How Salesforce’s US Dependence Could Help It

WRITTEN BY Anne Shields

Largest market for public cloud

Earlier in this series, we discussed analysts’ expectations from Salesforce’s (CRM) soon-to-be-announced fiscal 4Q17 results. We also learned how the growing cloud adoption could benefit Salesforce, which generates the majority of its revenue from subscriptions. Let’s see how the United States, the largest market for the cloud, could benefit Salesforce.

According to IDC Research’s recent report, the United States (SPY) will be the largest market for the public cloud between 2015 and 2020, generating more than 60% of total global revenue. It is followed by Western Europe and APeJ (Asia-Pacific excluding Japan), which have expected spending of $24.1 billion and $9.5 billion, respectively, in 2017.

Although the United States is the largest expected market for the cloud, it is forecast to have the slowest growth of 19.9%. APeJ and Latin America are expected to have the fastest spending growth, with CAGRs (compound annual growth rates) of 28.0% and 26.6%, respectively.
How Salesforce’s US Dependence Could Help It

Salesforce benefits from US dependence

As the above chart shows, Salesforce derives most of its revenue from the United States.

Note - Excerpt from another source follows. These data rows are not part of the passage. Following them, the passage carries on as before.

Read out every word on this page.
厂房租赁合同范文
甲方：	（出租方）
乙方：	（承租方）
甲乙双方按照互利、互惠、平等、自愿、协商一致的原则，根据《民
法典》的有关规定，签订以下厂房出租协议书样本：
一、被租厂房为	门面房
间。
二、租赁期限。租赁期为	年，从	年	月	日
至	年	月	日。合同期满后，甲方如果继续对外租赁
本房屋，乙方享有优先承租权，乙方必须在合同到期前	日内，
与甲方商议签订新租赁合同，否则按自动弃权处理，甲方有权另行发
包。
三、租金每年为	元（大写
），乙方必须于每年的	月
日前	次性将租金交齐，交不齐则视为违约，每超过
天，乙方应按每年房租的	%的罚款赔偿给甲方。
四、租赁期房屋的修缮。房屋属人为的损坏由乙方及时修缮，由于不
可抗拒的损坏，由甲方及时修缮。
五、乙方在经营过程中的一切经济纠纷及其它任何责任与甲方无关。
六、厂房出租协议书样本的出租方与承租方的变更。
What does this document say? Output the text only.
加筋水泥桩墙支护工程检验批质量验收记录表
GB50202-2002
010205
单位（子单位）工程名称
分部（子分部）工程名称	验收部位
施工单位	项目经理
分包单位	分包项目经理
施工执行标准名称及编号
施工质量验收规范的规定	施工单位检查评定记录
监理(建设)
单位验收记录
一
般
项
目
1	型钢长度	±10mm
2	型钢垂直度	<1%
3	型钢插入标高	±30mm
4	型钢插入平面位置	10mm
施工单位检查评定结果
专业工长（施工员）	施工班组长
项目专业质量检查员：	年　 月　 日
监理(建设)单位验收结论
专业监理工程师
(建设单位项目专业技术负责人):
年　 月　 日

Although Salesforce has increased its investments in Europe (EFA) and Asia to expand its footprint there, the Americas will continue to dominate its revenue. In comparison, peers Microsoft (MSFT), IBM (IBM), and Oracle (ORCL) generate substantial portions of their revenue from overseas markets.

President Donald Trump has repeatedly voiced his views on immigration and taxation, and both impact the IT (information technology) sector—especially the software sector. In addition to his anti-immigration policy, Trump has planned a reduction in the current tax structure from 35% to 15% and the removal of the corporate alternative minimum tax. Salesforce’s dependence on the United States will make it one of the biggest beneficiaries of this tax revolution.